On Linus and Linux
Names are not neutral. Neither are people or organizations. Names tell us something about the person or product or problem or company.
Concrete incremental problem solving matters. But so does vision, sales, marketing, creative lateral-moving art and problem solving, and many other areas of work accomplished by the great companies and builders and creators of our time that do not take a view like Linus.
“ I was never a “big thinker”. One of my philosophies in Linux has always been to not worry about the future too much, but make sure that we make the best of what we have now – together with keeping our options open for the future and not digging us into a hole.”
Many of Linus Torvalds statements are foolish, and he should be questioned and criticized by more people than just myself, Jeremy Welch.
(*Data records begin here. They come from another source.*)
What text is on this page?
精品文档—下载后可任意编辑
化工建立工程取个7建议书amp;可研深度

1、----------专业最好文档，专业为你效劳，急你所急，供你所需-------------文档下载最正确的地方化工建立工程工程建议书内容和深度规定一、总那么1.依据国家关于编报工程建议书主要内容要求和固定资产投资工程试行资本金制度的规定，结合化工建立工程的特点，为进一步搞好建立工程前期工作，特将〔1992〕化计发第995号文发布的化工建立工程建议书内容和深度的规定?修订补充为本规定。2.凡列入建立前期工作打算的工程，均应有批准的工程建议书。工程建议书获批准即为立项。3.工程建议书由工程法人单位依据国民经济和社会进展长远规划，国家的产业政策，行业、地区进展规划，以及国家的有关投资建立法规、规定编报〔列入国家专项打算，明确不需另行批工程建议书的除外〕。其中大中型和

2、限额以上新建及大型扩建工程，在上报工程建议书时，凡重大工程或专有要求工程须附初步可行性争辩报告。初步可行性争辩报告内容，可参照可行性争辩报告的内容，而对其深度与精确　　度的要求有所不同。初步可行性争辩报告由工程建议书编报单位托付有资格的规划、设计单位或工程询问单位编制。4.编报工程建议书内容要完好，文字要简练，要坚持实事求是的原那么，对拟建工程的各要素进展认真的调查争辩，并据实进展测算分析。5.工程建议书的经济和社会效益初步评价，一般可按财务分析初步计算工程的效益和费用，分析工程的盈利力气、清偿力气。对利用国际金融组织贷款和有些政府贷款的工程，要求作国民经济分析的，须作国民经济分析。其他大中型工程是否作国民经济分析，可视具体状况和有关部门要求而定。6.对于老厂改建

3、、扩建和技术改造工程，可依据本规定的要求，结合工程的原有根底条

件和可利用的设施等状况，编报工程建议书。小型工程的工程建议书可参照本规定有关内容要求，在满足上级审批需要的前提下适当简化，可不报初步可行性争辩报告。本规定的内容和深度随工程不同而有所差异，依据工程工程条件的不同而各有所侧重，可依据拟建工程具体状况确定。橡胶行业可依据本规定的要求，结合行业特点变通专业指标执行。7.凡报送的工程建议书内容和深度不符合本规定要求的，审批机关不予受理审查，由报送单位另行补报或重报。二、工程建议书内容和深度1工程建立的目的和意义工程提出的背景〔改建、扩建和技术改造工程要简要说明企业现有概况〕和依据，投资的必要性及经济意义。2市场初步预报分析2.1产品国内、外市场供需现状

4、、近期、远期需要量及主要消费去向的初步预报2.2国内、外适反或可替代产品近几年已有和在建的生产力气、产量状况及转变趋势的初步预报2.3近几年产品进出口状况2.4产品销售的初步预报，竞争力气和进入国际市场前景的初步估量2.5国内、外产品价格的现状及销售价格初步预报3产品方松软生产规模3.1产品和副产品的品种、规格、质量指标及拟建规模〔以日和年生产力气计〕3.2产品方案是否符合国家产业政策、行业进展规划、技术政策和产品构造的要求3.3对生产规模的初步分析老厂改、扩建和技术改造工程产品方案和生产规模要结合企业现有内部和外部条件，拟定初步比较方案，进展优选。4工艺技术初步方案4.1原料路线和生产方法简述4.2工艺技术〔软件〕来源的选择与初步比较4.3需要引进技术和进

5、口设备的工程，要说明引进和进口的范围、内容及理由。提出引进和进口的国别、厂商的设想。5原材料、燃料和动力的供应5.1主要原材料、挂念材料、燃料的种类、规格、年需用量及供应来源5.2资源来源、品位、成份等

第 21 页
Linus’s approach to thinking and building is a surefire way to get slop. Over and over and over again. The future is contained in the present, and future problems can be seen in both the easily visible problems of the present and the signs and visions of future problems given to us by God. There is no way to exist in the unique callings God has for us without digging a hole and limiting one’s options in some way. It’s no accident that many of our greatest companies started in the hole of solving other problems (some of them grand, some of them small). A rejection of thinking about the future means a rejection of whole classes of concrete problems.
Building for limited near-term problems will always get limited results. If one rejects grand vision, then one also has to reject grand problems. Paradoxically, rejecting grand visions actually IS a vision. It is just a thin communist vision that cannot orient people or community actions to the biggest longterm problems of our time, all of which will require unique approaches and unique people and unique companies and unique states to resolve.
My work Catastrophe of the Soul enables us to connect grand doom-class problems back to the narrow day-to-day actions that we all face. In my worldview I can accept the existence of someone like Linus, and see the limited value he and his philosophy can provide within the hole where he is digging. But I can also do something that Linus cannot, which is to value the existence of other great visionaries and creators and workers who do all the work that Linus is incapable of (given his limited worldview).
God made Unix and Linux, and God made Linus Torvalds. If Linus prays and seeks God honestly, perhaps God will call him out of the hole he is in and towards other projects and ways of thinking and being.